“It was so painful, I bled so much. I was so scared I thought I would die.”
Myat Noe* (name has been changed) was 28 years old and married with three children when she became pregnant with a fourth. She was working as a migrant worker in Thailand, picking flowers on a plantation for less than $120 a month. She and her husband were already struggling to put food on the table and keep a roof over their heads. It was not possible for them to afford another child and feed the other three.

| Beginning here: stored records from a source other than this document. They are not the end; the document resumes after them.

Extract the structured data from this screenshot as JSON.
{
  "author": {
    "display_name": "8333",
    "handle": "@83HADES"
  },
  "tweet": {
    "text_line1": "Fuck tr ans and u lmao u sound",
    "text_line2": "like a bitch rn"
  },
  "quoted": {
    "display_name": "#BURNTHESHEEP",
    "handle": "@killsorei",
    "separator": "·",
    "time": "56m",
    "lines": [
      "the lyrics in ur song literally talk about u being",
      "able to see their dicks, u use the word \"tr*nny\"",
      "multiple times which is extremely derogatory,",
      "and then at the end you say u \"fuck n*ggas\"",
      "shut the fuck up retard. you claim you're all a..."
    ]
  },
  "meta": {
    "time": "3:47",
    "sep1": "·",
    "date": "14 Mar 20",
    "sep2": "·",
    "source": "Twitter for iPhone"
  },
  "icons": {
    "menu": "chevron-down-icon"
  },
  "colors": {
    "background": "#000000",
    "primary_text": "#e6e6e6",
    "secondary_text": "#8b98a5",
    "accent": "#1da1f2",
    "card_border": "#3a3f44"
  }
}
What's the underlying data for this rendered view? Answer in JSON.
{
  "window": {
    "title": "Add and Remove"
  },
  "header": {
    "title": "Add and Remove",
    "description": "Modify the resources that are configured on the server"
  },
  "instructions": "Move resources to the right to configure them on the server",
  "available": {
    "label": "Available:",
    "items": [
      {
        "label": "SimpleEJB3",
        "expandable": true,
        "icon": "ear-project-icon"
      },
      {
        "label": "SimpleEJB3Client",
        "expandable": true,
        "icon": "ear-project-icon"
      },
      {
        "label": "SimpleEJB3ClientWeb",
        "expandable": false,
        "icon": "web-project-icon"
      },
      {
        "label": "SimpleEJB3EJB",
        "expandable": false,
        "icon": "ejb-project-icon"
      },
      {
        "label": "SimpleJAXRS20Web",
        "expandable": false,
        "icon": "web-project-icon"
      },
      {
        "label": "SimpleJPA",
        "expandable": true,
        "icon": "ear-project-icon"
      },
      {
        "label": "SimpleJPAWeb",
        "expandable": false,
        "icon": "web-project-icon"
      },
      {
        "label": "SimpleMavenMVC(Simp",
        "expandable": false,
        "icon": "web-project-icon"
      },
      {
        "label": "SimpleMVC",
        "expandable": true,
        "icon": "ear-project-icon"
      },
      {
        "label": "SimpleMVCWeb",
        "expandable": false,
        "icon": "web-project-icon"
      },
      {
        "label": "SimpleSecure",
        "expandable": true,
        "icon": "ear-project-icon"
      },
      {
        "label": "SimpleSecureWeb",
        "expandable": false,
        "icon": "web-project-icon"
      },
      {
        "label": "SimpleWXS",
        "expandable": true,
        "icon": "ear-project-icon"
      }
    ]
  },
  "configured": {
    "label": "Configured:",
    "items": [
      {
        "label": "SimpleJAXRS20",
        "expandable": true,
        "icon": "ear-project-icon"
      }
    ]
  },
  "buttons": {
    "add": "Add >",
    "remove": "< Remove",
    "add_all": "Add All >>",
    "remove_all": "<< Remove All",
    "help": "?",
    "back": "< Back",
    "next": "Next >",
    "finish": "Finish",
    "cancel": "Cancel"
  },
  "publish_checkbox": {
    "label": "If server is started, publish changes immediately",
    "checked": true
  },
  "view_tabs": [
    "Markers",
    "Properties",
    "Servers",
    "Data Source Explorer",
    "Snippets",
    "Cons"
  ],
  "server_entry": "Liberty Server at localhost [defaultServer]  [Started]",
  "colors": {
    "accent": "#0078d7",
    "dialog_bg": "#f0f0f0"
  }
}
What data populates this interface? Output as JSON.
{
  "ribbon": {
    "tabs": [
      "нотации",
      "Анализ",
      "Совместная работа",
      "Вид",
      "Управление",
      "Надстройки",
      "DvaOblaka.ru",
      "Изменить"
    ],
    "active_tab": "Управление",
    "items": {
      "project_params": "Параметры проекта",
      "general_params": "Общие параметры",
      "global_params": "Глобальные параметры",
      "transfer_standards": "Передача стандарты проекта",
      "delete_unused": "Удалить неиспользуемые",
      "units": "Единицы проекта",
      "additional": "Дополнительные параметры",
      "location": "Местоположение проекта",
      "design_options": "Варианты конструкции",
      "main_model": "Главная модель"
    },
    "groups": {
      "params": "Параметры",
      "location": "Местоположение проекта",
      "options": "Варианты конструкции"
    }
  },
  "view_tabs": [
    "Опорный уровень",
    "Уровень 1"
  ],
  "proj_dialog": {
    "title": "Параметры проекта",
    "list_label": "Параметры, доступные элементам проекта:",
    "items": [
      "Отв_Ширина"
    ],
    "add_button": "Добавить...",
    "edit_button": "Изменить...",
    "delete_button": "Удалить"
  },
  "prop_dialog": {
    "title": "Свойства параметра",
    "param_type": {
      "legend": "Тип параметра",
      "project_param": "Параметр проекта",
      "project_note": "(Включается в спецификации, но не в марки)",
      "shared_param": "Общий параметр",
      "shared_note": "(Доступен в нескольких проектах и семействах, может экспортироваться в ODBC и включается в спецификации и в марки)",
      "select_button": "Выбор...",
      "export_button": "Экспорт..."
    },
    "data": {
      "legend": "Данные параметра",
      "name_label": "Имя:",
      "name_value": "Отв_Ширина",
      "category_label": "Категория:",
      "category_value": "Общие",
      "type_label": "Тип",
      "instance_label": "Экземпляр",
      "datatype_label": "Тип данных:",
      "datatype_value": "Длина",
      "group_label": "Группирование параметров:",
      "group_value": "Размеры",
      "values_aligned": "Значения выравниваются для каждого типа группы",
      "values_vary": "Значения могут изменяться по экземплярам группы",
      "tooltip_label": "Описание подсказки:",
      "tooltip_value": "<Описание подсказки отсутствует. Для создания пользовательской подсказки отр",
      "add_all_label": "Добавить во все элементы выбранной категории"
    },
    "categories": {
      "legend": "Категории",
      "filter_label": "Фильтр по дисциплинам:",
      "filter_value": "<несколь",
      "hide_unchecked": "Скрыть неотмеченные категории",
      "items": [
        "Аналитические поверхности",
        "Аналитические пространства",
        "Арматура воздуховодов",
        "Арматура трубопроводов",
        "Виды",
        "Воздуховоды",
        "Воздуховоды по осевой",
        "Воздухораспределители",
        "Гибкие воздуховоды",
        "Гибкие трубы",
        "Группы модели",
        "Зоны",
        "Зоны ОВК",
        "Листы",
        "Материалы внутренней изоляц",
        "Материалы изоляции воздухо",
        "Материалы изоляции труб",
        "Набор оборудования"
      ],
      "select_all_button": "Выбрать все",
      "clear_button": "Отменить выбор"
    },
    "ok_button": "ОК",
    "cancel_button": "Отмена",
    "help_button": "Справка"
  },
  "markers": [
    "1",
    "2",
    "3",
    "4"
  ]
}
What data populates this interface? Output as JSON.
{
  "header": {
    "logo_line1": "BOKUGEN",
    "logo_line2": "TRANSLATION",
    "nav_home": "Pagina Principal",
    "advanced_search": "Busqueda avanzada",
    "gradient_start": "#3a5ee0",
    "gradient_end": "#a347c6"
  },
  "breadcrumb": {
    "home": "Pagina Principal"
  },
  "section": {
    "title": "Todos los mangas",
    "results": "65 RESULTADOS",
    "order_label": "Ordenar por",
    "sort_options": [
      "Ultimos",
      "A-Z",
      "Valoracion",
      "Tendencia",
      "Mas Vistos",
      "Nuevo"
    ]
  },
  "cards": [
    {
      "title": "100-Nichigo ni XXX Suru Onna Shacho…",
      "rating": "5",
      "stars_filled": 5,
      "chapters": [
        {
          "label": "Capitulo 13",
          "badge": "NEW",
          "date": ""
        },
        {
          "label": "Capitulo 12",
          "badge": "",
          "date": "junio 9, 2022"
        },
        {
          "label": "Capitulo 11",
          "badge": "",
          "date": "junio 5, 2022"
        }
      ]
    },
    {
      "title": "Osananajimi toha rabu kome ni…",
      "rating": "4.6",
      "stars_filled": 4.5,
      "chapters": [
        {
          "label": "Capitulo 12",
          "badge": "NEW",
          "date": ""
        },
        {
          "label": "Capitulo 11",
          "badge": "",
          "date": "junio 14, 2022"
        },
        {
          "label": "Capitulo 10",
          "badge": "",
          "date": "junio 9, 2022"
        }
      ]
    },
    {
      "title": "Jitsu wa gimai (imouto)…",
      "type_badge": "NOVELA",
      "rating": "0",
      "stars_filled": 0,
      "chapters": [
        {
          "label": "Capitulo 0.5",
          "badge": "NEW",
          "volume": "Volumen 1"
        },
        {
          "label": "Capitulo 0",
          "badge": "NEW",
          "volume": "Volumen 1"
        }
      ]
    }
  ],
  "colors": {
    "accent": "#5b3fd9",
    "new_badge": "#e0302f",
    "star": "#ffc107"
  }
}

Myat Noe was on birth control that had been distributed to their village by NGO health workers. She was not able to attend the meeting that taught villagers how to use it properly, because she could not afford to miss work. She took them improperly and fell pregnant. Many community members have never seen these forms of contraception. Almost everybody in the Burmese reproductive health community has heard stories about or has seen couples do things like put condoms on sticks or corn cobs thinking that they would ward off pregnancy because that is how the healthcare workers had demonstrated how to put a condcom on. Sometimes village stores have accidentally sold birth control pills by the day (if you have intercourse on Tuesday, you take the Tuesday pill, if you don’t do it again until Sunday, you just buy and take the Sunday pill), or just have no idea how to use them properly. Myat Noe was lucky enough to have the tools, but she did not know how to use them.
Abortion in Myanmar is illegal, and in neighboring in Thailand, it is only allowed in cases of rape (after a police investigation), to save a woman's life, if her physical or mental health is in danger, or if the mother is under 15 years old. However, laws mean nothing when there is desperation and somebody looking to profit from that desperation.
Myat Noe had gone to a team of 2 midwives in a nearby village. They proudly displayed their training certificates from various organizations along with pictures of General Aung San and Buddha on the walls of their tiny bamboo hut. They had been trained by NGO health teams to deliver babies, but not to abort them. That skill was taught to them by their grandmothers, and they had a considerable amount of practice.
“What we do is safe,” they assured me as well as Myat Noe. She claimed that they just give their patients a drink made of things “that you find in the market” to flush out the baby, and then do a massage to bring the baby out. She even grabbed a friend to demonstrate the massage, which looked like a marginally annoying tummy rub. She explained that they do not do anything after 3 months of pregnancy, but there are a lot of bad midwives. What these “bad women” do is use a pointy stick to stab the fetus to kill it and let it come out. Sometimes some of the baby stays in and causes infection, sometimes they perforate the woman’s uterus and she bleeds out and dies. “But I do not do something I would not do to my own daughter. My daughter got pregnant when she was 13. I gave her the drink and the massage – no more baby. I felt it was safe for her.”
Myat Noe had felt safe going there. They gave her the drink. Then they started the massage. This massage was not an annoying tummy rub. It was pummeling that is powerful enough to break the neck of a fetus, to sheer off a placenta and in some cases can cause a woman’s uterus to rupture. Myat Noe almost passed out from the pain. The midwives put “medicine” up into her uterus to “help”.
The next day Myat Noe started to bleed profusely and felt extremely sick. For several days, the bleeding and the feeling that her insides were being burned out didn’t get better. She was scared that she would die. A few days later, she went to the toilet and found some sticks that had come out of her. That was the last straw. She went to a local clinic, lied and told them that she had fallen and hurt herself and paid the equivalent of her monthly salary to have them fix her up.
Two months later she still had pains.
She was later able to identify the sticks (aka medicine) that came out of her as a local plant used to “poison” out fetuses. She said the she felt lucky because one girl in her village had tried to use it on herself once and ended up “burning herself out” and was in the hospital for over a month. Sometimes these sticks can also poke holes in a woman’s uterus and cause the woman to die. So in some ways, despite the pain, Myat Noe could be considered lucky.